Helen C. Davies, Ph.D.

Professor of Microbiology
Academic Coordinator of Microbiology
Ombudsman for Medical Students and Graduate Students

Office Address:
Department of Microbiology
Perelman School of Medicine
University of Pennsylvania
203B Johnson Pavilion
3610 Hamilton Walk
Philadelphia, PA 19104-6076

TEL 215-898-8733
FAX 215-898-9557
daviesh@mail.med.upenn.edu

Lifetime Achievement Award presented by the Brooklyn College Alumni Association Post 50th Alumni to Helen Conrad Davies in recognition of a distinguished career and outstanding achievements which have contributed to the living history of Brooklyn College; September 18, 2011

RESEARCH SUMMARY

Dr. Davies serves as the academic coordinator for the Department of Microbiology, and has served as Associate Dean for Students and Housestaff Affairs in the School of Medicine. Her research interest is in the biochemistry of prokaryotic organisms, with particular focus on bacterial energetics, electron transfer, and the cytochrome system. Her educational focus is on the recruitment, mentoring, and retention of minority group members and women in biomedical careers, and she is available for career counselling for medical, graduate, and undergraduate students. She has continuously served as Ombudsman for Medical Students since 2000.

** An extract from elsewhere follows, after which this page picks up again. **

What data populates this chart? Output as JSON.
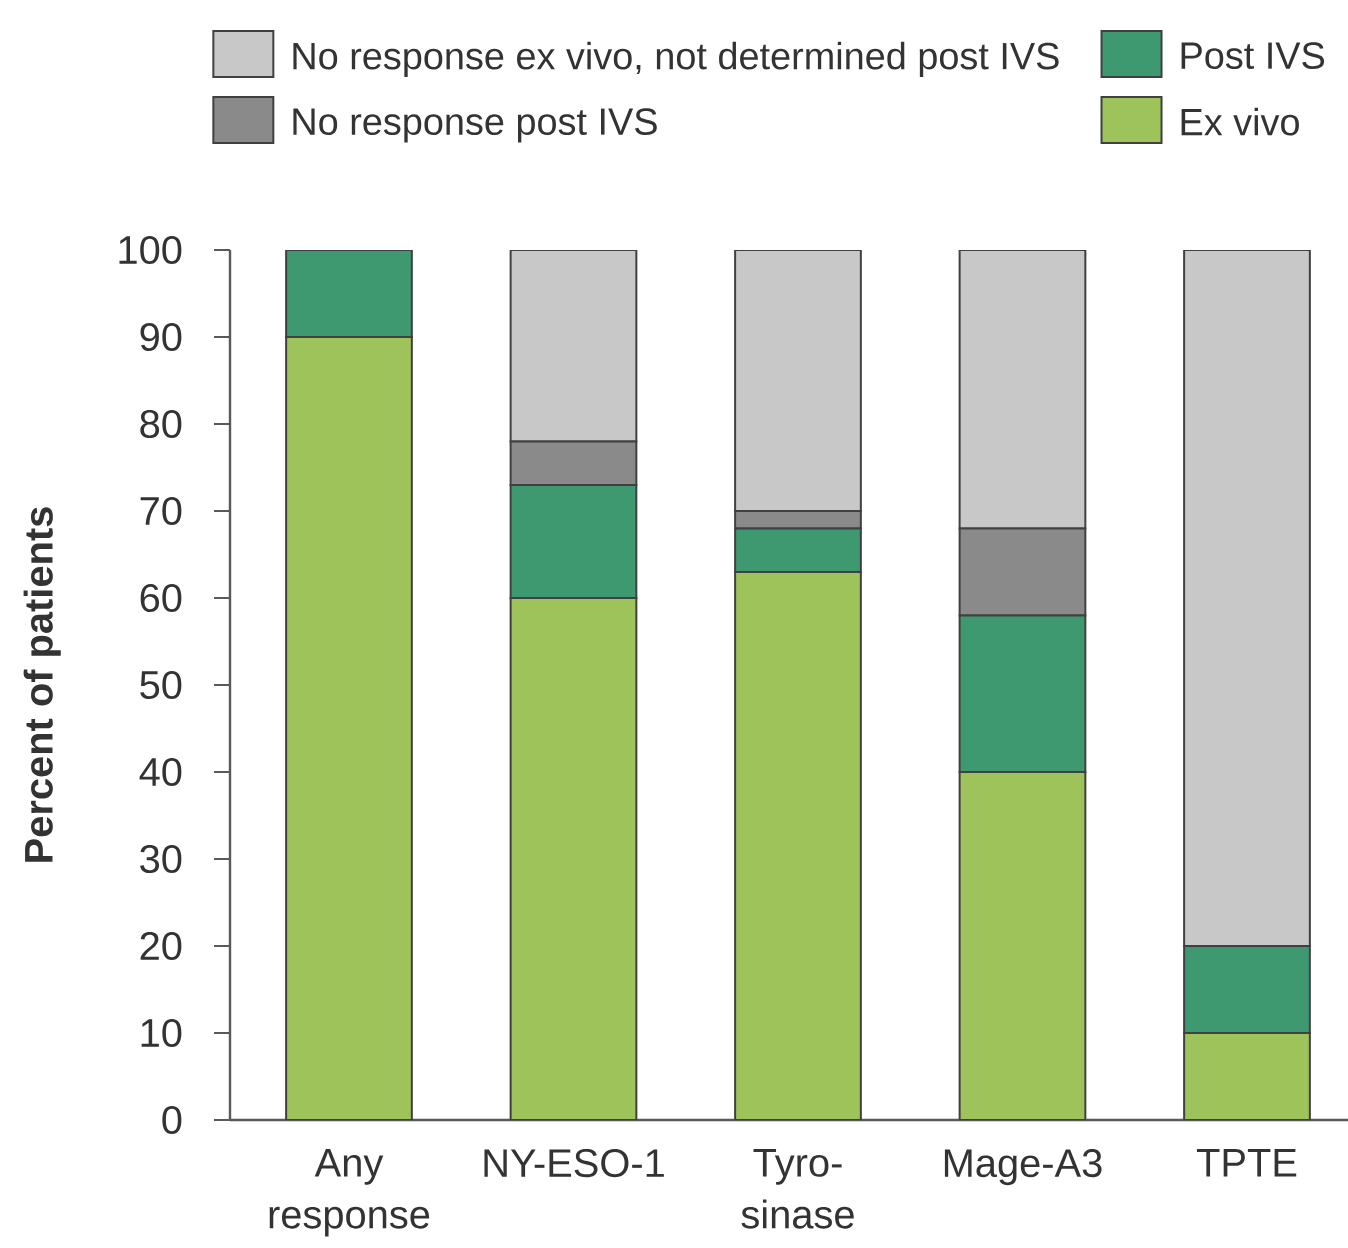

For her work, she was selected the 1999 recipient of the Lifetime Mentor Award of the American Association for the Advancement of Science. In 2003 she was elected to rank of Fellow of American Association for the Advancement of Science. In 2005 she received the Alice Evans Award of the American Society of Microbiology for her excellence in microbiology. She has received the Lifetime Achievement Award from Women of Color at Penn. Teaching is very important to her and she has received 39 major teaching awards, including Penn’s All-University Lindback Award for Distinguished Teaching; one of the two Distinguished Basic Science Educator Awards, awards given in the Medical School; and the Trustees Council of Penn Women’s Award for Generations of Academic Excellence. ” Nationally, she is the first woman to ever receive the American Medical Student Association’s National Excellence in Teaching Award (March, 2001). She was interviewed by National Public Radio and Voice of America, (May 2001) on her innovative ways of teaching about emerging infectious diseases, and was an invited speaker on this topic at the 2002 and 2004 National meetings of the American Society for Microbiology. She has received the AOA Robert J. Glazer Distinguished Teacher Award from the Association of American Medical Colleges in 2006 – a national award presented to four medical school faculty members annually.

The first woman faculty member to be designated a Master of a College House at the University of Penn, she lives with 450 undergraduate students, many of whom have chosen to live in her House because of their expressed interest in either the field of infectious diseases or the history and sociology of women in science.